The need to streamline business processes is beginning to converge with consumer expectations and demands of a digital “anywhere” mentality.

(Source: Shutterstock)

Fintechs, once lauded, incorrectly, as the greatest threat to community banks and credit unions, traditionally sought to disrupt the consumer banking experience. Venmo and PayPal made exchanging money easier. Wealthfront and Robinhood brought investing directly to the consumer. However, the small business market has seen the least amount of attention and thus, disruption.

We are sitting on a precipice, as the need to streamline business processes begins to converge with consumer expectations and demands of a digital “anywhere” mentality.

So, we must continue to ask, “What if?” In 2007, Steve Jobs asked “what if” when he launched the iPhone. In 2011 mobile banking companies asked “what if” with an untethered mobile banking device. Just four years ago, Malauzai, a Finastra company, asked, “What if you could approve a wire from the comfort of your children’s t-ball game? What if we could give ACH to a consumer with the click of a button?”

According to a recent study conducted by JP Morgan, payments is the most valued online business banking activity.

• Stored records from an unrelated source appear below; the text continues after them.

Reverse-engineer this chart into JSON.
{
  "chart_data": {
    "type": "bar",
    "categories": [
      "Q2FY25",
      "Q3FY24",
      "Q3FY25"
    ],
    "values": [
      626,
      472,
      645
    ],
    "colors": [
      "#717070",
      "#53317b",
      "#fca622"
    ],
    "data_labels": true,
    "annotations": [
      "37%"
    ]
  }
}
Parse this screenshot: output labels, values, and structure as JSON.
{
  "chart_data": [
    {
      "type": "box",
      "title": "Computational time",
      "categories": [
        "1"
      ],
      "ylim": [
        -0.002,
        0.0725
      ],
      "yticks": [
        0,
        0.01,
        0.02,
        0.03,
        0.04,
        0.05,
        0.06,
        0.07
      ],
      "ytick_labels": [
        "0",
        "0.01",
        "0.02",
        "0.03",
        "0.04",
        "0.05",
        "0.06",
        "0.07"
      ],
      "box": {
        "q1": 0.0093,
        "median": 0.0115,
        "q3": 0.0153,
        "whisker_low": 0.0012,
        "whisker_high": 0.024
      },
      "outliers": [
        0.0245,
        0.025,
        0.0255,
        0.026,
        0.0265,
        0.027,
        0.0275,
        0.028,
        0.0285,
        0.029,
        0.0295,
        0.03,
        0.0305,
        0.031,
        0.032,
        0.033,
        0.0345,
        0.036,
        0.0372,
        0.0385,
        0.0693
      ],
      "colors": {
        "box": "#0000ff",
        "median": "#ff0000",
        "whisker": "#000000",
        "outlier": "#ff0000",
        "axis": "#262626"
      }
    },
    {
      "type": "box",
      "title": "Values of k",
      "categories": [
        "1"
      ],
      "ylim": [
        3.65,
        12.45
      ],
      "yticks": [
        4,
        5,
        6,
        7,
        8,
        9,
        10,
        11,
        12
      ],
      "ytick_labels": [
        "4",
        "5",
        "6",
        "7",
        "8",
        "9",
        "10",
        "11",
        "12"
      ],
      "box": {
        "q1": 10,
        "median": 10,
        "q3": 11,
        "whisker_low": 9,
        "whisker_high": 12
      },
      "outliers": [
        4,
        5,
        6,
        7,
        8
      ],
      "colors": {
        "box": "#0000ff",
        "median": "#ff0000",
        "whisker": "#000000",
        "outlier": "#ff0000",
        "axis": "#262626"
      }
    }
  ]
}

What if you could offer a truly holistic view of payments? Think of account receivables, where the payments process starts with an invoice. What if we could empower businesses, of any size, to produce an invoice? That invoice then produces an outstanding receivable that could be further fed into a cash position calendar. If you know that there is an outstanding receivable, you know the balance is going to shift when that payment comes in. This allows the credit union, and the business, to predict cash flow today, tomorrow and even six months out.

What if we could enable all of our businesses with a mobile wallet? What if your credit union can help solve the biggest problems businesses see, such as getting paid?

At the end of the day, these “what ifs” are ways that you can give your business members the tools they need to get paid faster and identify future lending or investment needs.

The Institute of Financial Management reported that accounts payable departments still receive the majority of their invoices as paper, leaving 60% of businesses dissatisfied with their receivables processes.

If you have greater insight into what payments are coming in, when they are coming in, how much they will be and from whom, you can reduce the length of account receivable cycles. That means snail mail, invoice payments, client management, reconcilement and deposits are all streamlined.

Imagine your top business member is a property management firm. This business has established electronic debits to collect lease payments on a monthly basis. Payments are going smoothly until the inevitable call comes requesting an account change or extension, creating a lot of administrative costs, returns and delays in getting paid. Imagine the “what if” eliminating this burden by enabling the business with a self-service payment app that streamlines the payment and client management.

What if there were more integrations to your digital business banking? Unlike managing a siloed account receivable system, a common trait of account receivable systems, what if you had a single source of integrated data sources? It would certainly provide businesses and institutions with greater insight into their cash position.

Today, we are asking, what if we blended the line between your expensive cash management solution, your easy-to-navigate small business digital banking solution and your data analytics engine? What if an easier, complete business banking solution is exactly what your community needs to scale and grow?

What if indeed.

Michael Abare

Michael Abare is Senior Product Manager for Finastra in Austin, Texas.